Bash script execution with and without shebang in Linux and BSD

Question

How and who determines what executes when a Bash-like script is executed as a binary without a shebang?

I guess that running a normal script with shebang is

Answer 1

Since this happens in dash and dash is simpler, I looked there first.

Seems like exec.c is the place to look, and the relevant functionis are tryexec, which is called from shellexec which is called whenever the shell things a command needs to be executed. And (a simplified version of) the tryexec function is as follows:

STATIC void
tryexec(char *cmd, char **argv, char **envp)
{
        char *const path_bshell = _PATH_BSHELL;

repeat:

        execve(cmd, argv, envp);

        if (cmd != path_bshell && errno == ENOEXEC) {
                *argv-- = cmd;
                *argv = cmd = path_bshell;
                goto repeat;
        }
}

So, it simply always replaces the command to execute with the path to itself (_PATH_BSHELL defaults to "/bin/sh") if ENOEXEC occurs. There's really no magic here.

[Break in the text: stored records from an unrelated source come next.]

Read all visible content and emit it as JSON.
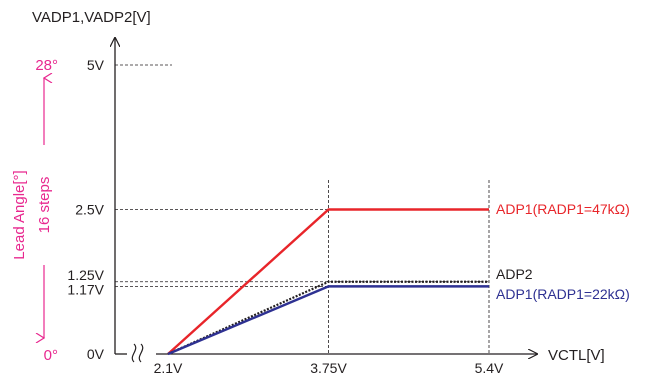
{
  "chart_data": {
    "type": "line",
    "ylabel": "VADP1,VADP2[V]",
    "xlabel": "VCTL[V]",
    "x_ticks": [
      "2.1V",
      "3.75V",
      "5.4V"
    ],
    "x_tick_values": [
      2.1,
      3.75,
      5.4
    ],
    "y_ticks": [
      {
        "label": "0V",
        "value": 0
      },
      {
        "label": "1.17V",
        "value": 1.17
      },
      {
        "label": "1.25V",
        "value": 1.25
      },
      {
        "label": "2.5V",
        "value": 2.5
      },
      {
        "label": "5V",
        "value": 5
      }
    ],
    "axis_break": "≈",
    "secondary_axis": {
      "label": "Lead Angle[°]",
      "top_label": "28°",
      "bottom_label": "0°",
      "span_label": "16 steps",
      "color": "#e8288f"
    },
    "series": [
      {
        "name": "ADP1(RADP1=47kΩ)",
        "color": "#e8252a",
        "style": "solid",
        "x": [
          2.1,
          3.75,
          5.4
        ],
        "y": [
          0,
          2.5,
          2.5
        ]
      },
      {
        "name": "ADP2",
        "color": "#231f20",
        "style": "dotted",
        "x": [
          2.1,
          3.75,
          5.4
        ],
        "y": [
          0,
          1.25,
          1.25
        ]
      },
      {
        "name": "ADP1(RADP1=22kΩ)",
        "color": "#2e3192",
        "style": "solid",
        "x": [
          2.1,
          3.75,
          5.4
        ],
        "y": [
          0,
          1.17,
          1.17
        ]
      }
    ]
  }
}
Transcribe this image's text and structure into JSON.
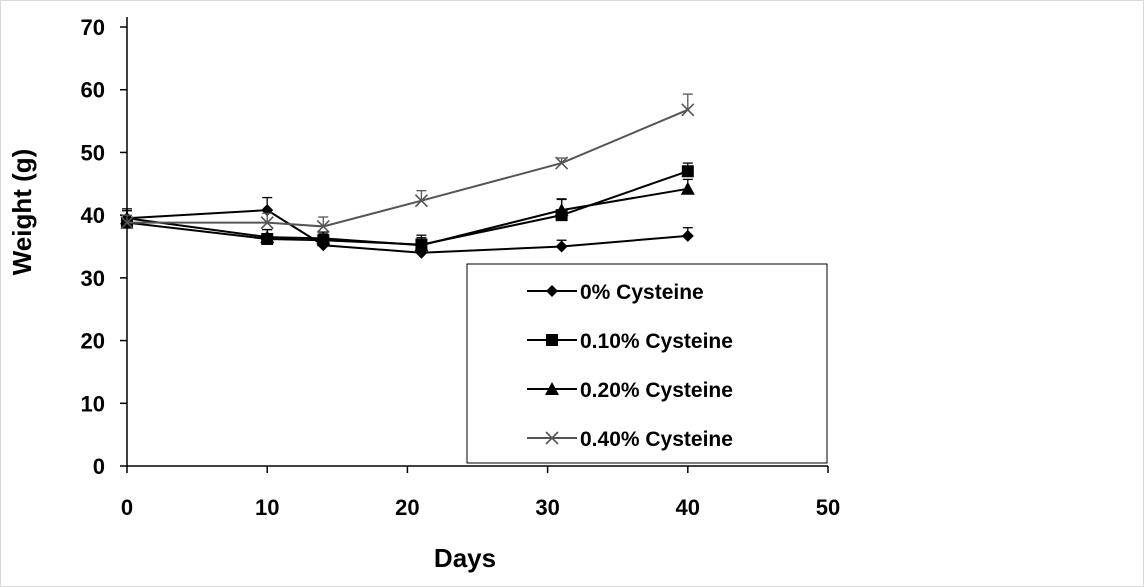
{
  "chart_data": {
    "type": "line",
    "title": "",
    "xlabel": "Days",
    "ylabel": "Weight (g)",
    "xlim": [
      0,
      50
    ],
    "ylim": [
      0,
      70
    ],
    "xticks": [
      0,
      10,
      20,
      30,
      40,
      50
    ],
    "yticks": [
      0,
      10,
      20,
      30,
      40,
      50,
      60,
      70
    ],
    "grid": false,
    "legend_position": "bottom-right",
    "x": [
      0,
      10,
      14,
      21,
      31,
      40
    ],
    "series": [
      {
        "name": "0% Cysteine",
        "marker": "diamond",
        "color": "#000000",
        "values": [
          39.5,
          40.8,
          35.2,
          34.0,
          35.0,
          36.7
        ],
        "errors": [
          1.5,
          2.0,
          1.2,
          0.8,
          1.0,
          1.3
        ]
      },
      {
        "name": "0.10% Cysteine",
        "marker": "square",
        "color": "#000000",
        "values": [
          38.8,
          36.2,
          36.0,
          35.3,
          40.0,
          47.0
        ],
        "errors": [
          1.2,
          1.5,
          1.0,
          1.5,
          2.5,
          1.3
        ]
      },
      {
        "name": "0.20% Cysteine",
        "marker": "triangle",
        "color": "#000000",
        "values": [
          39.5,
          36.5,
          36.3,
          35.2,
          40.8,
          44.2
        ],
        "errors": [
          1.2,
          1.2,
          1.0,
          1.2,
          1.8,
          1.5
        ]
      },
      {
        "name": "0.40% Cysteine",
        "marker": "x",
        "color": "#555555",
        "values": [
          38.8,
          38.8,
          38.2,
          42.3,
          48.3,
          56.8
        ],
        "errors": [
          1.2,
          1.5,
          1.5,
          1.6,
          0.8,
          2.5
        ]
      }
    ]
  }
}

I find that FreeBSD exhibits identical behavior in bash and in its own sh.

The way bash handles this is similar but much more complicated. If you want to look in to it further I recommend reading bash's execute_command.c and looking specifically at execute_shell_script and then shell_execve. The comments are quite descriptive.

Answer 2

(Looks like Sorpigal has covered it but I've already typed this up and it may be of interest.)

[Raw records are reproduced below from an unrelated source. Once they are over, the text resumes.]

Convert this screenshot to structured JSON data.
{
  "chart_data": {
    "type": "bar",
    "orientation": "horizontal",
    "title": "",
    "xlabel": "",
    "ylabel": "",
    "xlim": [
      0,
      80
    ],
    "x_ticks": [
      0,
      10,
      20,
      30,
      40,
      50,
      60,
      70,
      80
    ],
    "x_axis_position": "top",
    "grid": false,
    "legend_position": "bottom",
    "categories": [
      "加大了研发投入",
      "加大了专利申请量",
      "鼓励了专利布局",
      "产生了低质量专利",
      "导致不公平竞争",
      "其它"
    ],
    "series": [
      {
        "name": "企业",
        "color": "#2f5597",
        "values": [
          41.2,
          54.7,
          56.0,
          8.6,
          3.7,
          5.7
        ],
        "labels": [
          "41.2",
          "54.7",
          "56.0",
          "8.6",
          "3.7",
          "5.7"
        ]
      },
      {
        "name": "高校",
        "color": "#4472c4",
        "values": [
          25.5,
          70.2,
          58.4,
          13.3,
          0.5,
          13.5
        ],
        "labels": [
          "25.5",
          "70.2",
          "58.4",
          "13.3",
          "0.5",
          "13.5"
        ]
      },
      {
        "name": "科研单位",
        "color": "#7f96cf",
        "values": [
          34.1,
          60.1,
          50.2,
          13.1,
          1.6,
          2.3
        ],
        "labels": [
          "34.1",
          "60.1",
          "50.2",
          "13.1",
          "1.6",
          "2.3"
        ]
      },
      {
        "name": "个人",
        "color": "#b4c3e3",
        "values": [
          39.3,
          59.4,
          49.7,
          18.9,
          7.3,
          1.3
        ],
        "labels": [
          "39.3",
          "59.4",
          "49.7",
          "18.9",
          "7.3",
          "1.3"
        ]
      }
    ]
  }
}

According to Section 3.16 of the Unix FAQ, the shell first looks at the magic number (first two bytes of the file). Some numbers indicate a binary executable; #! indicates that the rest of the line should be interpreted as a shebang. Otherwise, the shell tries to run it as a shell script.

Additionally, it seems that csh looks at the first byte, and if it's #, it'll try to run it as a csh script.